Deux mois après avoir pris les rênes de la Colombie, le sélectionneur Fabián Felipe Taborda a réussi à conduire son équipe en finale de la Copa América Féminine qui s'est disputée en Équateur en septembre 2014. La deuxième place derrière le Brésil a donné à la Colombie non seulement l'un des deux seuls billets directs en Amérique du Sud pour la Coupe du Monde Féminine de la FIFA, Canada 2015™, mais également la seule place disponible de la CONMEBOL - le Brésil étant automatiquement qualifié en tant que pays organisateur - pour le Tournoi Olympique de Football Féminin, Rio de Janeiro 2016. "Je suis comblé d'avoir atteint cet objectif et de voir la joie du peuple de Colombie. Nos efforts ont été récompensés", commente Taborda au sujet de cette double qualification.

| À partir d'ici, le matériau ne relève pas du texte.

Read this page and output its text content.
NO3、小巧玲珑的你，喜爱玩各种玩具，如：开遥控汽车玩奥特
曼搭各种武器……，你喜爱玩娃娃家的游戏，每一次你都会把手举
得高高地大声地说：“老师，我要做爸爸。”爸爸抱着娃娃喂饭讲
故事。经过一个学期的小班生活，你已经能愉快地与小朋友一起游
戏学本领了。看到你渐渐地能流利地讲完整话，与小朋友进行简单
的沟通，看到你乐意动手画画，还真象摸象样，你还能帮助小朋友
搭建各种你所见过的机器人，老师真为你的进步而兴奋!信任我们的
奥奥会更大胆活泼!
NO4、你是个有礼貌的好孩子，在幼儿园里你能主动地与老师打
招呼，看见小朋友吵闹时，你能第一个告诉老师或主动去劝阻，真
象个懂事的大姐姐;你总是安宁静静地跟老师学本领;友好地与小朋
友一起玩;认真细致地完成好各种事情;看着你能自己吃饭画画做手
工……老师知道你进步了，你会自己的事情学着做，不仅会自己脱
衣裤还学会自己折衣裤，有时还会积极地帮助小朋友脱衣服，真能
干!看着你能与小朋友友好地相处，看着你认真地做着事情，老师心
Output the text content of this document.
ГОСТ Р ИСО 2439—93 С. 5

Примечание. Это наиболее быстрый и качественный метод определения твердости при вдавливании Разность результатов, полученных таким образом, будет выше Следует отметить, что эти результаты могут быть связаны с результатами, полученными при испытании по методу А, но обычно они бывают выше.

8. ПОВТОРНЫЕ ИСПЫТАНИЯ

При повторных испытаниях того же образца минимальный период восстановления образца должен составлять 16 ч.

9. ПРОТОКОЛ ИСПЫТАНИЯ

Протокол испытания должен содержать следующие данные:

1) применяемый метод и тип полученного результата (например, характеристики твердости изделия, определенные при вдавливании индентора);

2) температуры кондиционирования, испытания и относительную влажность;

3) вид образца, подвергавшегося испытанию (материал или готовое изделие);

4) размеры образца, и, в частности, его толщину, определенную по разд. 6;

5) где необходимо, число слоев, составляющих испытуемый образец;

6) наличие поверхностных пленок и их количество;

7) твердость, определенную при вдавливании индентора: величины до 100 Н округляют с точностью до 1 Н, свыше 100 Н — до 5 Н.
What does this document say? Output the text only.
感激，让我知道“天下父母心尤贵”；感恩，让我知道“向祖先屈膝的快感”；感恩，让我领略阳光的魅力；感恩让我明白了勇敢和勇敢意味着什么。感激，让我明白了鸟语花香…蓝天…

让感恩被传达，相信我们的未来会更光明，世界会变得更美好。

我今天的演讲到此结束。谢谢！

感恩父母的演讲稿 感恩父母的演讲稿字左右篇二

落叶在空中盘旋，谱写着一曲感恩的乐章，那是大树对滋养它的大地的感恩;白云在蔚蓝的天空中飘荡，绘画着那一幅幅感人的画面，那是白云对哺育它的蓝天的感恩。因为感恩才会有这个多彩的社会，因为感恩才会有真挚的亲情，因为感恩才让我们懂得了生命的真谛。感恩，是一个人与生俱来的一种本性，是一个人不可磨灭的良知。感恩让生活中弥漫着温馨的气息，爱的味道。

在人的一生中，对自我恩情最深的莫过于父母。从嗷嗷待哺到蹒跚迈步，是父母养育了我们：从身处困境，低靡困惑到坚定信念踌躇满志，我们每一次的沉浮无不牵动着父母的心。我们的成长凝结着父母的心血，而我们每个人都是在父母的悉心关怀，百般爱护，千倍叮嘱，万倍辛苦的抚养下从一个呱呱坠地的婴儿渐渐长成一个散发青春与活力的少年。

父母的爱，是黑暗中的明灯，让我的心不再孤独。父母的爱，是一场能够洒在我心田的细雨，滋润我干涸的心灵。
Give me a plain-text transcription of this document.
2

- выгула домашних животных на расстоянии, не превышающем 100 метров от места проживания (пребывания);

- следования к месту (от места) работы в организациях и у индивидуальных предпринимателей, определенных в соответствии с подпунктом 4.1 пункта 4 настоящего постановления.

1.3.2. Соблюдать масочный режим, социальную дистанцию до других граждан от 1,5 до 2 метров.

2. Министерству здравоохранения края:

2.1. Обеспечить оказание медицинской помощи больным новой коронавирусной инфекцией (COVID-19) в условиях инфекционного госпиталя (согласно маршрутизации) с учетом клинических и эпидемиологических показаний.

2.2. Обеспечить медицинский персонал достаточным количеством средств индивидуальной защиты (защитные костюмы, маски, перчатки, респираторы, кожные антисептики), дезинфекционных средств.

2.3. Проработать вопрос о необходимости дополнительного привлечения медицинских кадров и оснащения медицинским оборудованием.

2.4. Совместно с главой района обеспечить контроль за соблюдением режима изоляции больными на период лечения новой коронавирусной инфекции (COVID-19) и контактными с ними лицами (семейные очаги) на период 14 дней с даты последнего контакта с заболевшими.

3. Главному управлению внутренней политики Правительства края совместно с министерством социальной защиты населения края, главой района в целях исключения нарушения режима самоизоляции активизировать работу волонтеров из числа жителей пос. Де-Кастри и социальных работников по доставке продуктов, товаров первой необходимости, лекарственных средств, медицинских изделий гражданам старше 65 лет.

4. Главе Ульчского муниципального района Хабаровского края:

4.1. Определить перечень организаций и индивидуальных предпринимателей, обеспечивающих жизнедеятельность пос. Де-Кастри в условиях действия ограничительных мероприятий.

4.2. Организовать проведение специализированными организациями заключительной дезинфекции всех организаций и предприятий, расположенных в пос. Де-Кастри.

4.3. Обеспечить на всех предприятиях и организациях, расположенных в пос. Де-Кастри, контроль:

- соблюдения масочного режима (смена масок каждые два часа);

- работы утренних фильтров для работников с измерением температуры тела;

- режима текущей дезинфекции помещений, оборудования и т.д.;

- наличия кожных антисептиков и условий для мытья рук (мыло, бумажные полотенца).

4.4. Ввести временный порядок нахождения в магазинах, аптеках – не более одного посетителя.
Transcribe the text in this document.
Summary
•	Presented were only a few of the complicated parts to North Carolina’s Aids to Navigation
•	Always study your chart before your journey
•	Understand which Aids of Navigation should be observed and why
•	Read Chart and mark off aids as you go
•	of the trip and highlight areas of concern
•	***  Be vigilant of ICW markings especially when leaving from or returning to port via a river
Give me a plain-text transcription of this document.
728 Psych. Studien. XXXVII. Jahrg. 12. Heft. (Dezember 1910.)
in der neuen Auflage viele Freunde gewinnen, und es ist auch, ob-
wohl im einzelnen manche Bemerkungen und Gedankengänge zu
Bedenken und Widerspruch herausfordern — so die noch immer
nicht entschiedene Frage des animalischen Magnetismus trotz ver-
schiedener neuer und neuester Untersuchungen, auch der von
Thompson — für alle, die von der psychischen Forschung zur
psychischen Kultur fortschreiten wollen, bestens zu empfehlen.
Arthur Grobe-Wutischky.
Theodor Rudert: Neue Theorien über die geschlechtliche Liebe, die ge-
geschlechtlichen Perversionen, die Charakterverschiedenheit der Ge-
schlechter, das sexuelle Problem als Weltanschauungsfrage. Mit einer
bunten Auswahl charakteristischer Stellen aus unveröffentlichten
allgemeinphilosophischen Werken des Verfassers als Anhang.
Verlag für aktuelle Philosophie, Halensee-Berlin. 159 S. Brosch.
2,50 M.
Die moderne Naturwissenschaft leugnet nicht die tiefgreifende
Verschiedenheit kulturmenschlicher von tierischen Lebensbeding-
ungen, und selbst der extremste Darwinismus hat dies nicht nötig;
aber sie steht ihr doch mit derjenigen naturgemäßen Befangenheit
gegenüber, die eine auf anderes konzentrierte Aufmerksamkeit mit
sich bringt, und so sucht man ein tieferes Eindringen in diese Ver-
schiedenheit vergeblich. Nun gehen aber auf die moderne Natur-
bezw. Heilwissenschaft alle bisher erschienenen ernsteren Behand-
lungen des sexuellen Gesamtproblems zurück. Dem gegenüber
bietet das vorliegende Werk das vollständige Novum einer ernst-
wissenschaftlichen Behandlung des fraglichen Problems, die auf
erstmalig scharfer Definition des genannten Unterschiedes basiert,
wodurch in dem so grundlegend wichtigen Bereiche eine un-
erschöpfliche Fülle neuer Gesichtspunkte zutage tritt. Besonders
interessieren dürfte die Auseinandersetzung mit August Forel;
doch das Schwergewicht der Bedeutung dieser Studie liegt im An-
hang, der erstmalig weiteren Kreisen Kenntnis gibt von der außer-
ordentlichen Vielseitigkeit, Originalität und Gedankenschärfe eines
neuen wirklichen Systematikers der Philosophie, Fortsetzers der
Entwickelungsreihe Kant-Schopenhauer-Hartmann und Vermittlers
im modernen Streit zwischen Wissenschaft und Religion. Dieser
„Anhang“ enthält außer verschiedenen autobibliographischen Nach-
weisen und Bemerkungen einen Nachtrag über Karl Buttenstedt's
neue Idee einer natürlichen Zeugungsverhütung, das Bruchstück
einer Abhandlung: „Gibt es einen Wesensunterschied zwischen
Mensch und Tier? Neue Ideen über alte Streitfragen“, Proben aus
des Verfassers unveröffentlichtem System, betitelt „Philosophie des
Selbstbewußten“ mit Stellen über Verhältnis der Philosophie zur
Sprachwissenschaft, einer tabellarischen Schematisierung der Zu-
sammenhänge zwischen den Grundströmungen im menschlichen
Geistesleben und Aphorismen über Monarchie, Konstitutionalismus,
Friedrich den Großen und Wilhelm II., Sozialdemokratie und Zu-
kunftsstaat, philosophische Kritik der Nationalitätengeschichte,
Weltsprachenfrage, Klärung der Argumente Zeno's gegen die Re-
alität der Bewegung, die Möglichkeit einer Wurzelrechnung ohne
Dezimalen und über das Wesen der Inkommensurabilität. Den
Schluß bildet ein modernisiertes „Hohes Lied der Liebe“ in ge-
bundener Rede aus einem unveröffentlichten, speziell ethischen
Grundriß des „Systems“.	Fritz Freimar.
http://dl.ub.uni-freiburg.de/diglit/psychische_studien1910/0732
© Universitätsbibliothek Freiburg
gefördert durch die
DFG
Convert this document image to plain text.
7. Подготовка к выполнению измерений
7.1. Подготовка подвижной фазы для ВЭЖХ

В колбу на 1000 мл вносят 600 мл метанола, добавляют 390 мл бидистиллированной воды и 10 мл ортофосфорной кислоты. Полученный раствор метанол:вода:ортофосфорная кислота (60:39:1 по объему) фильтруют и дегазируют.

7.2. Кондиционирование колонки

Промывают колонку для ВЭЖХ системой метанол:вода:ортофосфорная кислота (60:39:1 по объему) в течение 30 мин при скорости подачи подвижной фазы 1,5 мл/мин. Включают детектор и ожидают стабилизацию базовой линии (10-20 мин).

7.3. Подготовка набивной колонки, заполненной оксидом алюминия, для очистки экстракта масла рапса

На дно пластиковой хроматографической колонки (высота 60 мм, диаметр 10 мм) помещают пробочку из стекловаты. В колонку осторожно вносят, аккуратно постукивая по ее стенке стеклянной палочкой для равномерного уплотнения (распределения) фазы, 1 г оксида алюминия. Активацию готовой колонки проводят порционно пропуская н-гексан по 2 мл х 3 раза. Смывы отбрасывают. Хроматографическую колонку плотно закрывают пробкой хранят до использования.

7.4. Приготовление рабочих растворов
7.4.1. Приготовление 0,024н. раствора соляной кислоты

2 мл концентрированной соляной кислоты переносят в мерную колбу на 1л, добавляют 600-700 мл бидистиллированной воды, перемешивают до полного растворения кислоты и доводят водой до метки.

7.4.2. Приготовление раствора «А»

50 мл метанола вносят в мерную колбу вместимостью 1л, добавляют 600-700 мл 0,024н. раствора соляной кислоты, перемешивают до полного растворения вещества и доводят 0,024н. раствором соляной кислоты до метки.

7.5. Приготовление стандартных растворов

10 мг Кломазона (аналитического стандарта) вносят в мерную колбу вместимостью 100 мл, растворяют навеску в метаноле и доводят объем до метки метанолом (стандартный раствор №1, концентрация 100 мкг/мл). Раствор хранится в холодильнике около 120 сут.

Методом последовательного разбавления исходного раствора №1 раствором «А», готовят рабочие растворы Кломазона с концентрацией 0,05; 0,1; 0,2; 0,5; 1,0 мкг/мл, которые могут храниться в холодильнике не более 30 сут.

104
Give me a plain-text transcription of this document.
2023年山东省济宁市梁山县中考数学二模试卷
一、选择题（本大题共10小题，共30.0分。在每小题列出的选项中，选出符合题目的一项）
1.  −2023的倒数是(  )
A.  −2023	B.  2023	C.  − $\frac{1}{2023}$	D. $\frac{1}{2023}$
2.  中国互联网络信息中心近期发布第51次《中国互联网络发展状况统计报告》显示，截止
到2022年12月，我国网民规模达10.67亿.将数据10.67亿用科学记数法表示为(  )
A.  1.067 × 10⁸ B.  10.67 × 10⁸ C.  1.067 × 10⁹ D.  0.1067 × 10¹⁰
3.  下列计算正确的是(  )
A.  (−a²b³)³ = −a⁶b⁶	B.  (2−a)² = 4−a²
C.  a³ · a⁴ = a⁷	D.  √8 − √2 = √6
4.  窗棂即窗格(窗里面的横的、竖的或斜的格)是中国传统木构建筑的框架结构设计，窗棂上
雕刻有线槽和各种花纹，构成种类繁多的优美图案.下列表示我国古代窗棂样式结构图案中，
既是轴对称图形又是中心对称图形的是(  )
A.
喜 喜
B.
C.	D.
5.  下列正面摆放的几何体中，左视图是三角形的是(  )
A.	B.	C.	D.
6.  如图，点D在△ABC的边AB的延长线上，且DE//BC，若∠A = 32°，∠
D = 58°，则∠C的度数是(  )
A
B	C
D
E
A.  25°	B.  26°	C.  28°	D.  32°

Dans le tournoi qualificatif sud-américain, la sélection cafetera a en outre réussi la double prouesse d'être la seule équipe invaincue de l'épreuve et celle qui a encaissé le moins de buts (deux). Quelle est la recette d'un succès aussi immédiat pour ce diplômé en Éducation physique ? "C'est un groupe très uni, une famille. Cette équipe joue bien au ballon car elle a beaucoup de possession et elle est très consciente de ce qu'elle fait", poursuit l'entraîneur.

Lorsqu'il intègre la Fédération colombienne en 2012, Taborda a déjà fait un bout de chemin dans le football féminin de son pays. Dans sa ville de Palmira, il a mis sur pied une formation en vue des Jeux départementaux, avant de se voir confier l'équipe de Colombie U-17, qu'il a qualifiée à deux reprises pour la Coupe du Monde de la catégorie, à Azerbaïdjan 2012 et Costa Rica 2014. En juillet 2014, il succède à Ricardo Rozo, dont il avait été l'adjoint, à la tête des A colombiennes.

Une génération vaillante et talentueuse
En 2008, les Colombiennes remportent le Championnat d'Amérique du Sud U-17 et disputent en Nouvelle-Zélande l'édition inaugurale de la Coupe du Monde de la catégorie. C'est la première fois que l'on entend parler de Natalia Gaitán, des jumelles Ariza ou encore d'une certaine Yorelí Rincón, qui gagneront le surnom de Superpoderosas ("superpuissantes").

C'est le même groupe qui atteindra la quatrième place de la Coupe du Monde Féminine U-20, Allemagne 2010, et qui se retrouvera un an plus tard dans le même pays pour y disputer le Mondial seniors. Aux Jeux Olympiques de Londres 2012, les Cafeteras ne sont pas gâtées par le tirage au sort, qui les place dans le groupe des États-Uni - futurs médaillés d'or -, de la France - qui terminera quatrième - et de la RDP Corée.

Ces différentes compétitions internationales ont permis aux Colombiennes de se développer sur le plan personnel et footballistique, mais pas seulement. "Grâce à nos résultats, nous avons contribué à changer les mentalités. Quand j'ai commencé en 2011, je recevais des messages sur Facebook ou Twitter dans lesquels on me disait qu'en tant que femme, je ne devrais pas au football. Ça me surprenait beaucoup. Maintenant, je reçois des messages de soutien, même de la part des hommes. On voit bien qu'ils sont fiers de cette équipe de Colombie féminine", explique Melissa Ortiz, l'une des grandes combattantes de cette sélection cafetera.

La médaille d'argent conquise en novembre dernier au Tournoi de Football Féminin des Jeux d'Amérique centrale et des Caraïbes, Veracruz 2014, a été une autre étape importante dans le développement de cette équipe. La finale perdue contre le Mexique mettait fin à une série de 11 matches sans défaite pour les Colombiennes. Ce résultat a notamment eu pour conséquence de pimenter le Colombie-Mexique du premier tour de Canada 2015. Cette confrontation marquera les premiers pas des deux équipes dans ce Mondial.

Les hommes sont entrés dans l'histoire en emmenant la Colombie jusqu'en quarts de finale à Brésil 2014. Les dames vont avoir deux occasions de les imiter - voire de faire mieux - en l'espace d'un an : à Canada 2015 et à Rio de Janeiro 2016.